Saturday, June 6, 2009

Poe Fridays (on Saturday)

This week we read the short story, The Assignation.

Another unnamed narrator is floating down a canal in Venice of an evening, when he hears a loud scream, and sees a crowd gathered. A woman - the most beautiful woman in Venice - has dropped her child from her arms into the water. Many men are attempting to rescue the child, but all are unsuccessful. Suddenly, one more man jumps into the water, and returns with the child. The woman, overcome with gratitude, asks the man to meet her the next day.

Our narrator offers the man a ride home, which he accepts. He asks the narrator to return the next day to take him to meet the woman.

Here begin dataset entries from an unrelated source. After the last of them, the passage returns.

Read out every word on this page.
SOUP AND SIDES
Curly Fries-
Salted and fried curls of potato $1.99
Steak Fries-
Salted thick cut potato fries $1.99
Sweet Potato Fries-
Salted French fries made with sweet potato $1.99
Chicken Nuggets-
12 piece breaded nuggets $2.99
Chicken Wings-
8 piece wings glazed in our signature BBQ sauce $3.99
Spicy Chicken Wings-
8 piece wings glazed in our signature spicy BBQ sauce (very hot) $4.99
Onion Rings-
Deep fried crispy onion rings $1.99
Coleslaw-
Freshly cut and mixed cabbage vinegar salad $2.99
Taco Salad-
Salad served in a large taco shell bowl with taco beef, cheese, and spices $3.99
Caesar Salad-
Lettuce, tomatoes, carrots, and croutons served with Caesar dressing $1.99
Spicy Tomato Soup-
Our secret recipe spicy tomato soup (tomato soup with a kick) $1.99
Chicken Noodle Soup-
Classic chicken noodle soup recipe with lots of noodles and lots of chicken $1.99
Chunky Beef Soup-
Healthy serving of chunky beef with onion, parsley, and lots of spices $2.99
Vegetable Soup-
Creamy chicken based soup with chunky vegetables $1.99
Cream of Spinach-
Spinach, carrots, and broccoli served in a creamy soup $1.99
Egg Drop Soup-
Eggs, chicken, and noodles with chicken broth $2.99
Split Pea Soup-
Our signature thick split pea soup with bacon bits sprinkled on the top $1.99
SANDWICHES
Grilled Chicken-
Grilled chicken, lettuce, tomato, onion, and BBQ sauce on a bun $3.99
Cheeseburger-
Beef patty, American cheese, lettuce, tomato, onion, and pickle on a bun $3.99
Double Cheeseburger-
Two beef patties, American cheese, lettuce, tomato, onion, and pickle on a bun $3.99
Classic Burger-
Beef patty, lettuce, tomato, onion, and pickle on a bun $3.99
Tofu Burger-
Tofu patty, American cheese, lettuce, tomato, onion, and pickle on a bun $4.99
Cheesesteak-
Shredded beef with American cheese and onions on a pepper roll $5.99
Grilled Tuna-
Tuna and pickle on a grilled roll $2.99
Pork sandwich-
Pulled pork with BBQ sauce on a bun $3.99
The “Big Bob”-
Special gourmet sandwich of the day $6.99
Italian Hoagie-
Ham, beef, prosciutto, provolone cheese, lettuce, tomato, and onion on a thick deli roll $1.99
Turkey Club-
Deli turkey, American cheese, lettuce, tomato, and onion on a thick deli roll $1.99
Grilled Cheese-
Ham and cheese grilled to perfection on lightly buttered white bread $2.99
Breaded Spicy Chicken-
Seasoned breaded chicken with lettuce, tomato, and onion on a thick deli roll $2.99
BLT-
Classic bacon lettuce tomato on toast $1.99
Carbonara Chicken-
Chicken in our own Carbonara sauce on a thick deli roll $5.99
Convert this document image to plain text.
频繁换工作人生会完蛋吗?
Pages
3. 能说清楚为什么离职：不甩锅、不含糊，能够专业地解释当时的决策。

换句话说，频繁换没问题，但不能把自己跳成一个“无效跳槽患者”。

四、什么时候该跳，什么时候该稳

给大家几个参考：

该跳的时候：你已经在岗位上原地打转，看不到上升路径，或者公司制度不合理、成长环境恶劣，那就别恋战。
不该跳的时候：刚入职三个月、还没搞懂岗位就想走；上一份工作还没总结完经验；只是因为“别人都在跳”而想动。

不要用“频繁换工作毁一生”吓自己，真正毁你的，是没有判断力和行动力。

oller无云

When the narrator arrives the next morning, the man shows him his collection of treasures - beautiful paintings, sculptures, and art worth a vast sum of money. While browsing the man's collection, a servant rushes in to announce the woman has been found dead - poisoned! When the narrator hurries to the man's side, he finds him dead as well.

Oh, Poe, master of the melodramatic! This story leaves many questioned unanswered - did the woman and the man know each other previously? Why was the woman killed? Was it planned? Was the man also poisoned, or did he die from the shock of the news? Who was this strange, remarkable man, anyway? This story lost me a little bit in the pages of description of the man's treasures - I couldn't tell why that was important to the overall narrative. But the shocking death was certainly fun!

Next week, we will read the short story Diddling. That has to be fun, right? Poe Fridays is hosted by Kristen at WeBeReading.


Kristen M. said...

I'm totally with you on getting distracted during the description of the man's "room of riches". This could have been an even shorter story, I think!

Edward Yablonsky said...

The Assignation has two levels of meanings,so it appears to me. The narrator is possibly a joint suicide with Marchesa Mentoni. The hints of esoteric and classical allusions are definitive in pointing to possible attitudes and meanings of the narrator:
His huge collection of clssical art and statuary; the first paragraph of the story is certain ly referring to the "savior of the Marchessa'a daughter.

ILL-FATED and mysterious man ! - bewildered in the brilliancy of thine own imagination, and fallen in the flames of thine own youth ! Again in fancy I behold thee ! Once more thy form hath risen before me ! - not - oh not as thou art - in the cold valley and shadow - but as thou shouldst be - squandering away a life of magnificent meditation in that city of dim visions, thine own Venice - which is a star-beloved Elysium of the sea, and the wide windows of whose Palladian palaces look down with a deep and bitter meaning upon the secrets of her silent waters. Yes ! I repeat it - as thou shouldst be . There are surely other worlds than this - other thoughts than the thoughts of the multitude - other speculations than the speculations of the sophist. Who then shall call thy conduct into question ? who blame thee for thy visionary hours, or denounce those occupations as a wasting away of life, which were but the overflowings of thine everlasting energies ?

Allusions to Ravisius Textor, Politian's the Orfeo end of Act III arwe definitive and not capricious.
Was the Marquessa poisoned or was it self administered.?

Edward Yablonsky said...

Correction tnot the narrator,but the "Savior of the child from the frigid waters."